There was a link to some racial polemic today, White People Explain Why They Feel Oppressed. The feature talks about a group of people, known as both “white people” and “some white people.” If you read anything about racism, this will be familiar material.

“Modern white Americans are one of the most powerful groups of people to ever exist on this planet and yet those very people—or, if you’re white, you people—staunchly believe that the primary victims of modern racism are whites. We see this in poll after poll. A recent one by the Public Religion Research Institute found 52 percent of whites agreed, “Today discrimination against whites has become as big a problem as discrimination against blacks and other minorities.” … Why is it that some white people feel like they are the primary victims of racism?”

This is an interesting bit of logic. A slim majority, in one study, says the discrimination against whites is as big a problem as discrimination against blacks. In the next paragraph, whites are “the primary victims of racism”. Not only that, this statement is assumed to be the truth. We bypass the determination of truth, and go directly to wondering about the reason.

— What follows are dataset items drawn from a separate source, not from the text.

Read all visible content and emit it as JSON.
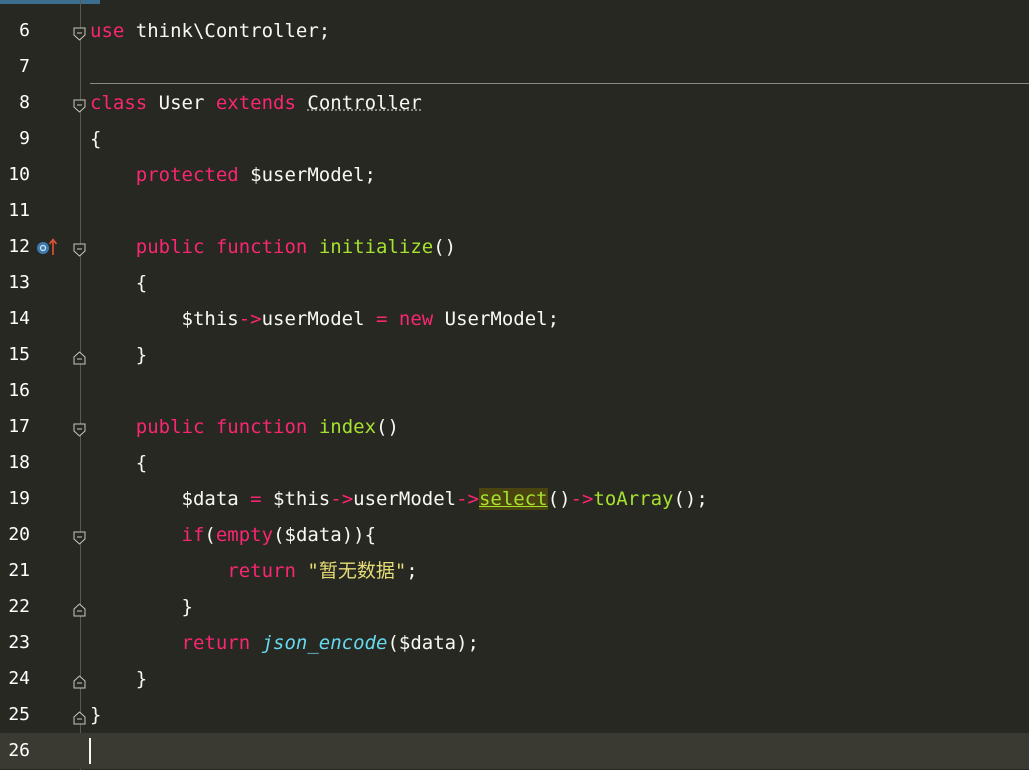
{
  "lines": [
    {
      "n": "6",
      "tokens": [
        [
          "kw",
          "use"
        ],
        [
          "pl",
          " think\\Controller;"
        ]
      ]
    },
    {
      "n": "7",
      "tokens": []
    },
    {
      "n": "8",
      "tokens": [
        [
          "kw",
          "class"
        ],
        [
          "pl",
          " User "
        ],
        [
          "kw",
          "extends"
        ],
        [
          "pl",
          " "
        ],
        [
          "u",
          "Controller"
        ]
      ]
    },
    {
      "n": "9",
      "tokens": [
        [
          "pl",
          "{"
        ]
      ]
    },
    {
      "n": "10",
      "tokens": [
        [
          "pl",
          "    "
        ],
        [
          "kw",
          "protected"
        ],
        [
          "pl",
          " $userModel;"
        ]
      ]
    },
    {
      "n": "11",
      "tokens": []
    },
    {
      "n": "12",
      "tokens": [
        [
          "pl",
          "    "
        ],
        [
          "kw",
          "public"
        ],
        [
          "pl",
          " "
        ],
        [
          "kw",
          "function"
        ],
        [
          "pl",
          " "
        ],
        [
          "fn",
          "initialize"
        ],
        [
          "pl",
          "()"
        ]
      ]
    },
    {
      "n": "13",
      "tokens": [
        [
          "pl",
          "    {"
        ]
      ]
    },
    {
      "n": "14",
      "tokens": [
        [
          "pl",
          "        $this"
        ],
        [
          "kw",
          "->"
        ],
        [
          "pl",
          "userModel "
        ],
        [
          "kw",
          "="
        ],
        [
          "pl",
          " "
        ],
        [
          "kw",
          "new"
        ],
        [
          "pl",
          " UserModel;"
        ]
      ]
    },
    {
      "n": "15",
      "tokens": [
        [
          "pl",
          "    }"
        ]
      ]
    },
    {
      "n": "16",
      "tokens": []
    },
    {
      "n": "17",
      "tokens": [
        [
          "pl",
          "    "
        ],
        [
          "kw",
          "public"
        ],
        [
          "pl",
          " "
        ],
        [
          "kw",
          "function"
        ],
        [
          "pl",
          " "
        ],
        [
          "fn",
          "index"
        ],
        [
          "pl",
          "()"
        ]
      ]
    },
    {
      "n": "18",
      "tokens": [
        [
          "pl",
          "    {"
        ]
      ]
    },
    {
      "n": "19",
      "tokens": [
        [
          "pl",
          "        $data "
        ],
        [
          "kw",
          "="
        ],
        [
          "pl",
          " $this"
        ],
        [
          "kw",
          "->"
        ],
        [
          "pl",
          "userModel"
        ],
        [
          "kw",
          "->"
        ],
        [
          "hl",
          "select"
        ],
        [
          "pl",
          "()"
        ],
        [
          "kw",
          "->"
        ],
        [
          "fn",
          "toArray"
        ],
        [
          "pl",
          "();"
        ]
      ]
    },
    {
      "n": "20",
      "tokens": [
        [
          "pl",
          "        "
        ],
        [
          "kw",
          "if"
        ],
        [
          "pl",
          "("
        ],
        [
          "kw",
          "empty"
        ],
        [
          "pl",
          "($data)){"
        ]
      ]
    },
    {
      "n": "21",
      "tokens": [
        [
          "pl",
          "            "
        ],
        [
          "kw",
          "return"
        ],
        [
          "pl",
          " "
        ],
        [
          "str",
          "\"暂无数据\""
        ],
        [
          "pl",
          ";"
        ]
      ]
    },
    {
      "n": "22",
      "tokens": [
        [
          "pl",
          "        }"
        ]
      ]
    },
    {
      "n": "23",
      "tokens": [
        [
          "pl",
          "        "
        ],
        [
          "kw",
          "return"
        ],
        [
          "pl",
          " "
        ],
        [
          "bi",
          "json_encode"
        ],
        [
          "pl",
          "($data);"
        ]
      ]
    },
    {
      "n": "24",
      "tokens": [
        [
          "pl",
          "    }"
        ]
      ]
    },
    {
      "n": "25",
      "tokens": [
        [
          "pl",
          "}"
        ]
      ]
    },
    {
      "n": "26",
      "tokens": []
    }
  ],
  "colors": {
    "background": "#272822",
    "keyword": "#f92672",
    "function": "#a6e22e",
    "builtin": "#66d9ef",
    "string": "#e6db74",
    "plain": "#f8f8f2"
  },
  "fold_open_lines": [
    "6",
    "8",
    "12",
    "17",
    "20"
  ],
  "fold_close_lines": [
    "15",
    "22",
    "24",
    "25"
  ],
  "override_marker_line": "12",
  "current_line": "26"
}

The 52 percent figure is found on pages 45 and 46 of the study. Other demographics involved are age and religion. In fact, “37% of religiously unaffiliated Americans believe that discrimination against white Americans has become as big a problem as discrimination against other groups.” Maybe the question should not be about white people, but about Christians.

The rest of the article is full of semantics and rhetoric. It makes statements like “It’s definitely easier to blame a person of color than it is to try to understand how faceless global economic forces have screwed you over.” You could easily substitute white person, for person of color, and get the same result. People are going to look for someone, usually “the other,” to blame.

The Vice article was written by Touré Neblett, whose byline typically only has his first name. He has stuck his keyboard in his mouth before. “Neblett tweeted out an article calling for slavery reparations and endorsing its arguments. One of his followers shot back that “My family survived a concentration camp, came to the US w/ nothing, LEGALLY, and made it work.” But Neblett responded by chalking their survival up to “the power of whiteness.”

Pictures today are from The Library of Congress. Some pictures are of the Tuskegee Airmen.